Day 66 – 39.9 km (total – 1333.1 km)

I knew there would be moments going into this 8 month run where I would feel like quitting.  The reasons varied – from lack of funding to the physical toll on my body to endless other possibilities.  It was important to go into these 8 months with a mindset of trying to run across Canada, knowing that for one reason or another, it just might not be possible to finish.  Yesterday morning was my first real moment of wanting to quit.  The first 6 k felt like a marathon.  I couldn’t run 200 metres without my IT Band producing considerable pain at the side of my right knee.  The good thing about being outside on the highway was that I could yell and scream to my hearts content.  Only the forest and animals inhabiting it could hear my frustration.  Why after 8 days of rest and 2 massages (in which I could feel the ITB release) could I be in such pain?  How am I going to run another 6000 kilometres like this?  Did I do something bad?  Is karma paying me back for something?  Questions flooded my head and doubt flooded my heart.  I struggled through about 18 k before stopping.  The debate set in my head as to whether to go back to Halifax and figure out what was wrong or continue on, even if it meant walking.

I love visitors on the TCH!

I love visitors on the TCH!

Sometimes it’s hard to find that balance between staying positive with the message Take Me Outside is trying to convey and sharing the challenges and frustrations that present themselves, particularly at a personal level.  I think we all have moments where being real vary – ones where we need to be “on” and others that happen behind closed doors.  Sharing some of the personal challenges out loud is tough… there is a hesitation of not wanting to sound whiny or portraying how hard some of this is.  It doesn’t take much to look around and see some of the real challenges people face in the world.

A good friend sent me an email that hit home this morning.  She is an avid outdoors person and just got back from some adventures in New Zealand.  Although she appreciates the message of getting outside, the message that struck her more personally over the last couple of months was one of not giving up – of pushing yourself, which resonated while doing some tough climbs.
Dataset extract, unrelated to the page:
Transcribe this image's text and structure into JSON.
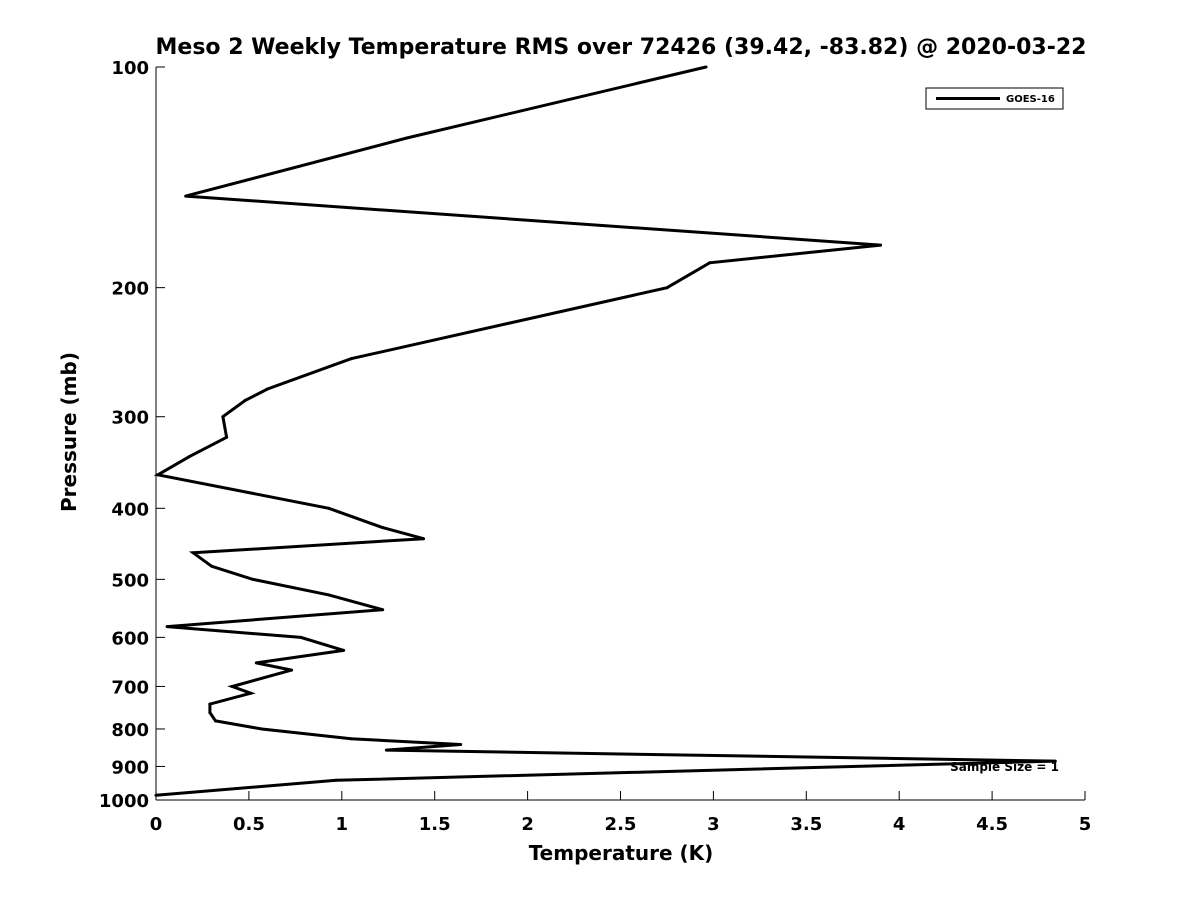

And so that was my decision – to not give up.  Yesterday, I decided to keep going.  I accepted the fact that I might have to walk for a while until I figured out what was going on with my leg.  In an attempt to self-diagnose, I tried running faster.   Not super fast, but the speed at which I’ve spent most of my 17 years running compared to the uber slow pace I’ve adopted over the past several months.  The remaining 15 k was pain free, granted with many walking breaks.  Today, I plowed through 39 k and didn’t feel even a hint of my IT band.  Granted, my hamstrings have choice words for me for increasing the speed, but it felt so amazing to run today with no pain.  And to lift my spirits even more, my good friend from back home, Chloe, who runs Connected in Motion, was driving through on the way to a speaking engagement in Halifax.  We had a short but good visit on the side of the TCH before it was time to move on.  We arrived in Amherst this afternoon and I had a chance to enjoy the hot tub and sauna at the local YMCA.  Tomorrow is a day of rest and will be spent largely in the horizontal position.

CP, thanks for your email.  Chloe, thanks for your card.

I have no idea whether I’m going to finish this run across Canada, but in the spirit of being as real as possible, I damn well am going to try.